The review article by Maria Ricci et al. [12] provides a detailed and up-to-date synopsis of new molecular and neuroimaging approaches to aid the diagnosis of fibromyalgia. Fibromyalgia is a disorder distinguished by chronic musculoskeletal pain. Its key symptoms are muscle stiffness, joint stiffness, fatigue, insomnia, mood disorders that commonly include anxiety and/or depression, cognitive impairment, a general sensitivity, and an incapacity to accomplish normal daily activities. Fibromyalgia is often accompanied by other conditions, including infections, rheumatic diseases, diabetes, and neurological and neuropsychiatric disorders, with stress or psychological trauma potentially being a precipitating factor. There appears to be a genetic component associated with susceptibility, with reported polymorphisms in a variety of genes associated with the serotoninergic, dopaminergic, and catecholaminergic systems [13]. Additionally, a neuroinflammatory component has been described [14]. However, although fibromyalgia is estimated to affect between 2% and 4% of the world’s population, its cause and pathophysiology remain largely unknown, and the current diagnosis is therefore almost exclusively based on clinical assessment. In this light, the evaluation of the role of molecular and functional imaging [12] could substantially contribute to the diagnosis of fibromyalgia, responses to therapy, and identification of mechanisms driving the disorder.

Finally, the review by Yelizhati Ruzha et al. [15] provides the current status of knowledge on the role of the glycoprotein vitronectin and its receptors (i.e., integrins) within the nervous system, their association with neurodegenerative disorders, and current drugs targeted towards them.
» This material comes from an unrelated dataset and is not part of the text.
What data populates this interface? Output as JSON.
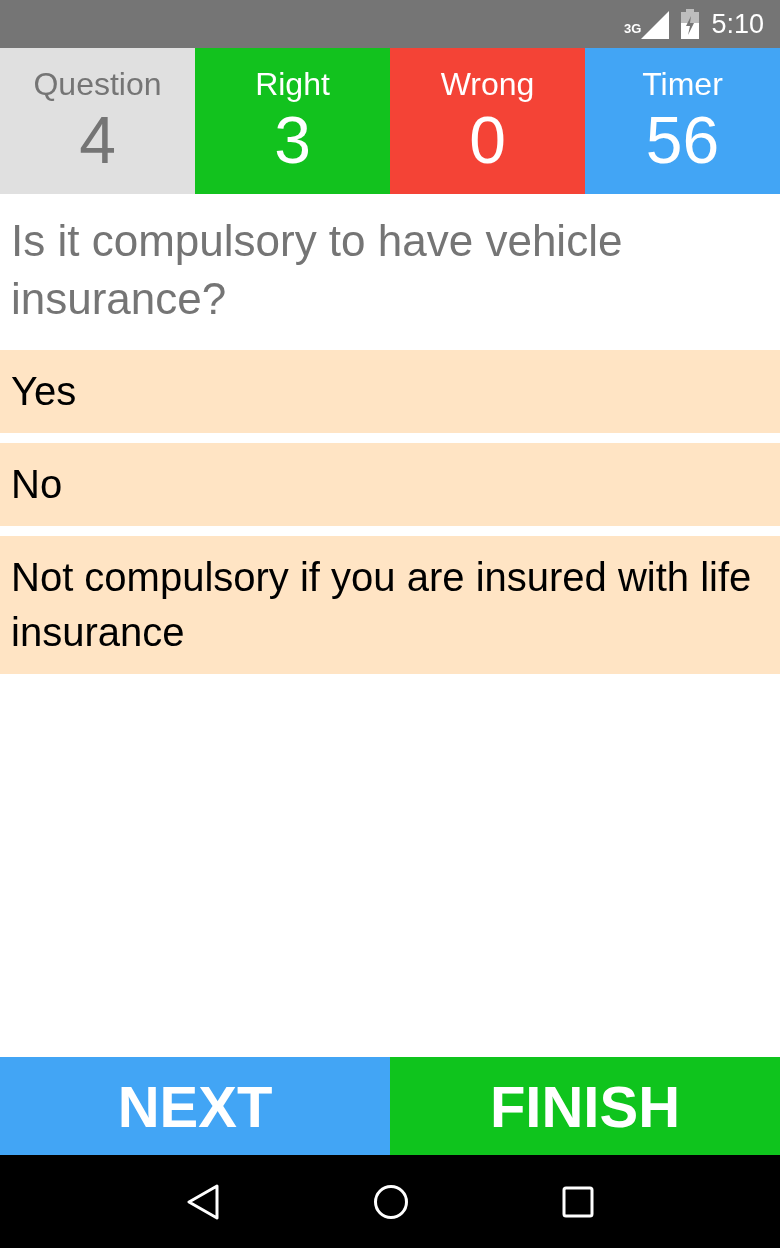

A key feature of the nervous system, particularly during its development but also in the adult brain following an injury, is the remarkable capacity of neurons to extend axons over lengthy distances and selectively navigate them to precise destinations to generate synapses and functional, critical networks. The precise creation of correct synaptic structures and neuronal connections is vital to supporting healthy brain development and an optimally functional adult brain [16]. In this regard, the integrin family of cell adhesion receptors, together with their ligands (i.e., extracellular matrix glycoproteins that include vitronectin), perform indispensable roles in the processes that control neuronal connectivity. This encompasses neurite outgrowth, the establishment and maintenance of synapses, and synaptic plasticity to adapt and optimize the nervous system to changing physiological needs. The complexity of integrin–vitronectin interactions has been comprehensively studied in non-neuronal tissues [17]. However, although widely expressed in the brain, their characterization and multifaceted neuronal roles have been less studied. Furthermore, integrin crosstalk with other receptor systems appears to be a recurrent regulatory mechanism to achieve and maintain optimal neuronal function and opens numerous corridors to support pharmacological modulation. In this light, the review by Ruzha et al. [15] is a valuable addition to the scientific literature.

In closure, we end this editorial by thanking all article authors who enthusiastically responded to our request by contributing to this IJMS Special Issue. We, moreover, extend our huge appreciation to the peer reviewers for the time and expertise that each altruistically contributed by evaluating and suggesting appropriate revisions to the Special Issue articles to support their acceptance and publication. Our hope, as the Special Issue Editors, is that the published articles will both expertly inform the scientific community and challenge it to contemplate and probe for answers to the many questions that remain on the underpinnings of genetic and molecular regulations of neuronal activity and, thereby, help move scientific discovery towards improving public health.